Wednesday, May 29, 2013

Gluten-Free Lemon Blueberry Muffins

I am so excited to be posting my first gluten-free recipe. For a long time I have struggled with weight problems, poor skin and stomach pain, so I am thinking I am going to try to reduce my gluten intake. My niece also struggles with gluten and so do a few of my close friends, So I am trying to have more GF recipes on hand that actually taste good. So here is a great recipe for Gluten-Free Lemon Blueberry Muffins. I like this one because we have a blueberry farm, so I have more blueberries than I know what to do with! 
I will be adding more GF recipes as I find them and the ones proven to have great taste. You can make this recipe with regular flour as well. Its low in sugar too.

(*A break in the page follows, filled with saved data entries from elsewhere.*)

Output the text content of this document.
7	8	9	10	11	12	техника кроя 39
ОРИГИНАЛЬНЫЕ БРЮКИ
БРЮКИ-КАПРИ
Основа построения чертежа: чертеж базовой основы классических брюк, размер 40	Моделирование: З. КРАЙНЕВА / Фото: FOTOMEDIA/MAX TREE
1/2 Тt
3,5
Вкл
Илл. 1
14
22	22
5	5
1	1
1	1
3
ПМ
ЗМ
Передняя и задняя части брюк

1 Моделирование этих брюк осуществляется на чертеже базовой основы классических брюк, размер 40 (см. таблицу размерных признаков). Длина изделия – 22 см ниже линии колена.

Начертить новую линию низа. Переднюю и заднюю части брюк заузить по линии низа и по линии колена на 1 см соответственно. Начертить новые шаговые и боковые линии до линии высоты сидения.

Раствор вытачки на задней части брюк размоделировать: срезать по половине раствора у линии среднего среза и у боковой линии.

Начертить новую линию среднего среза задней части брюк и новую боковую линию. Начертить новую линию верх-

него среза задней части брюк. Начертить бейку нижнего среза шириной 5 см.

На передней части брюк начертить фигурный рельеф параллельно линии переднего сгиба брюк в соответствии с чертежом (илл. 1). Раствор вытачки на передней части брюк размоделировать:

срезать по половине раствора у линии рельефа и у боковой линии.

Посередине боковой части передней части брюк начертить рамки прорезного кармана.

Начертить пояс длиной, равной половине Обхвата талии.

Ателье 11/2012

Gluten-Free Lemon Blueberry Muffins


  • 1-3/4 Cup Gluten-free Multi-Purpose baking mix (Hodgson Mills)
  • 3/4 Cup sugar
  • 2 tsp. Gluten-free baking powder (Rumford brand)
  • 1/4 tsp. salt
  • 3/4 Cup light sour cream
  • 1/2 Cup 2% milk
  • 1/4 Cup fresh lemon juice and its zest
  • 1/4 Cup olive oil
  • 1 tsp. pure vanilla extract
  • 1 egg
  • 1 Cup frozen blueberries
Cooking Directions

  1. Pre-heat oven to 375 degrees and prepare a 12 hole muffin tin with paper liners or butter.
  2. Combine the flour, sugar, baking powder and salt in a mixing bowl.
  3. Mix the wet ingredients together in a separate bowl.
  4. Add the wet ingredients to the dry ingredients.
  5. Fill the muffin tins with a few tablespoons of the batter then dop in 4-5 blueberries in and cover with more batter.
  6. Bake for 16 min.
 * GF flours don't brown like regular flours do so check them for doneness, not by color. 


  1. Lovely post! :) Shannon

  2. Great post, your blog is very beautiful and interesting. I´m your new follower. Kisses from Spain.

    1. Thank You Maria! I really like your blog as well!